For many, the subject of estate planning can be intimidating, stressful, and complicated. You don’t want to think about the unavoidable, but with our assistance, you can go through the process and feel confident in your decisions.

What is a Trust? 

A trust is commonly used to reduce estate taxes and can provide additional benefits as part of a well-crafted estate plan.

A trust is a fiduciary arrangement in which a third party, or trustee, holds assets on behalf of one or more beneficiaries. Trusts can be structured in various ways and can define how and when assets pass to beneficiaries.

Because trusts typically escape probate, your beneficiaries may have access to these assets sooner than they would to assets passed through a will. Furthermore, if it is an irrevocable trust, it may not be deemed part of your taxable estate, resulting in lower taxes due upon your death.

Common Types of Trusts 

Revocable Trust

A revocable trust is a legal document allowing you to manage assets while you live and distribute the remaining property to your beneficiaries after you die. “Revocable” means that you can change or cancel the Trust at any time, as long as you are competent to do so.

The grantor is frequently the initial trustee. During their lifetime, they can transfer property into the Trust and remove property from the Trust. When the grantor dies, a revocable trust becomes an irrevocable trust.


  • Only you have the authority to change or revoke the Trust.
  • Reduces the cost and inconvenience of probate, making estate planning easier.
  • This Trust may pass to your heirs sooner, providing your family with greater financial security.


  • Your beneficiaries will have less control over what they inherit.

Irrevocable Trust 

An Irrevocable Trust cannot be amended unless all of the beneficiaries agree. At first look, it may appear that irrevocable trusts are never a good idea, but they can be highly useful in some situations. The majority of persons who create Irrevocable Trusts do so for tax reasons. Furthermore, because they can safeguard against litigation and creditors, Irrevocable Trusts might be beneficial for those who work in a litigious field, such as doctors or lawyers.


  • Reduces the estate tax.
  • Assets are shielded from creditors.
  • Provides for family members under the age of 18, who are financially dependent, or who may have special requirements.


  • When assets are placed in a trust, they no longer belong to you.

Living Trust 

A Revocable Trust is another term for a Living Trust. It is created by you during your lifetime and will benefit your designated beneficiaries when you die. While Living Trusts can help your loved ones avoid the time-consuming and often costly process of probate, they are not an effective asset protection tool while you are still alive. True, assets in a Living Trust are more difficult to access, but they could still end up in the hands of creditors during your lifetime. By no means is it foolproof.

Testamentary Trust 

A Testamentary Trust, often known as a “Will Trust” or a “Trust Under Will,” is created within a Will and does not take effect until your death. Your Last Will and Testament specifies how the Trust should be established at the appropriate moment. Testamentary Trusts are not deemed Living Trusts since they are not a viable document until you die (thus the term “living”). Remember that Testamentary Trusts must go through probate, and you will lose some of the privacy protection that other Trusts can provide – both of which are important benefits of Trusts in the first place.
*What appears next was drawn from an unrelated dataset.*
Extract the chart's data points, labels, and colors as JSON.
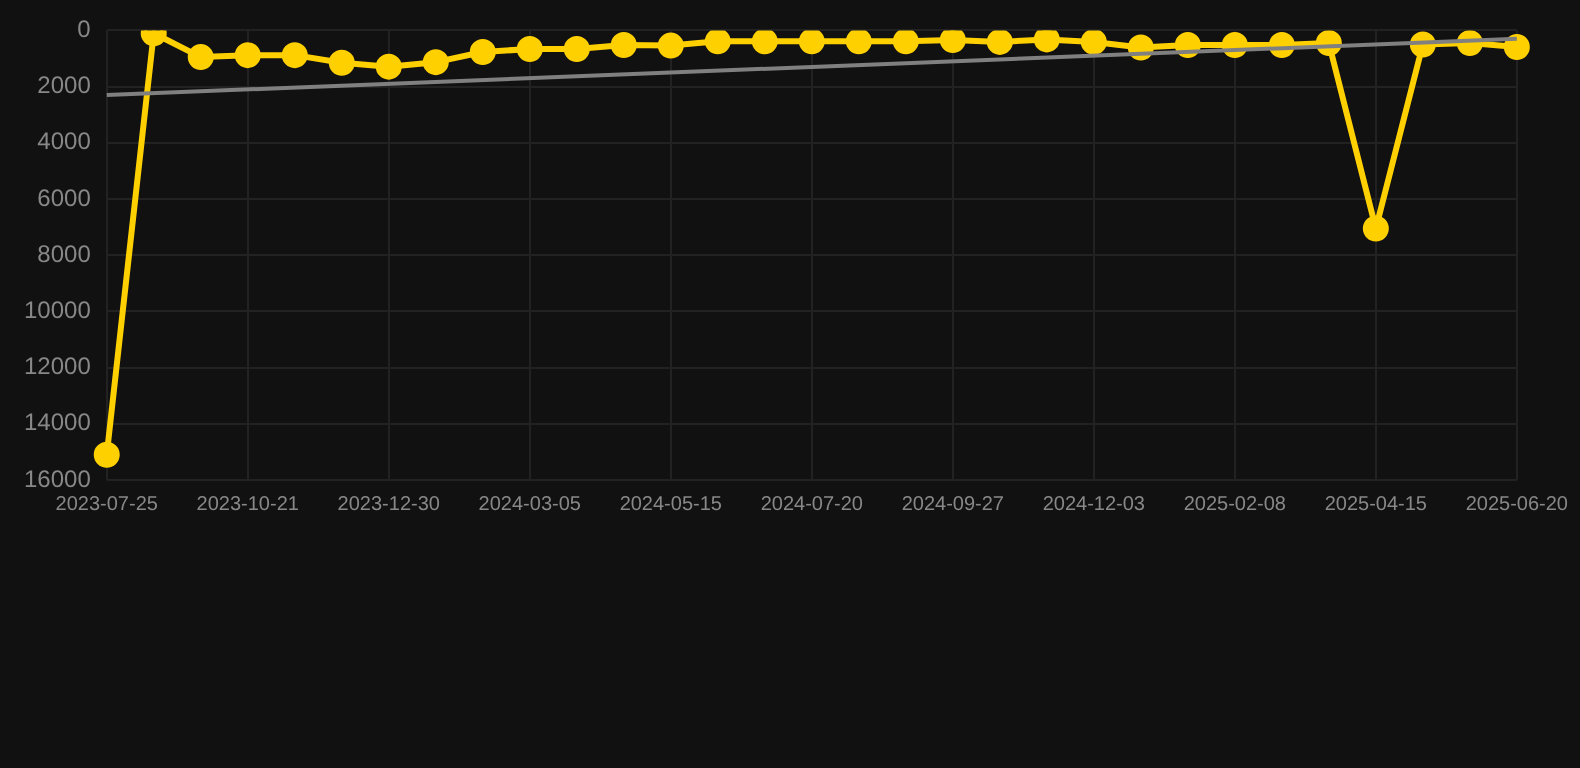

How to Choose the Best Type of Trust For You? 

Although they might be beneficial, not everyone needs Trust. Setting up a trust, for example, may not be worth the cost if you have a little estate and want to avoid probate. Many states have simplified the probate process for estates with minimal assets.

A revocable trust is the ideal option for most people who want to set up a trust. You will keep control of your assets and will be able to change the terms. When you have a high-value estate that may be subject to estate taxes, you want to shield your assets from creditors, or you have a beneficiary with special needs, an irrevocable trust makes sense.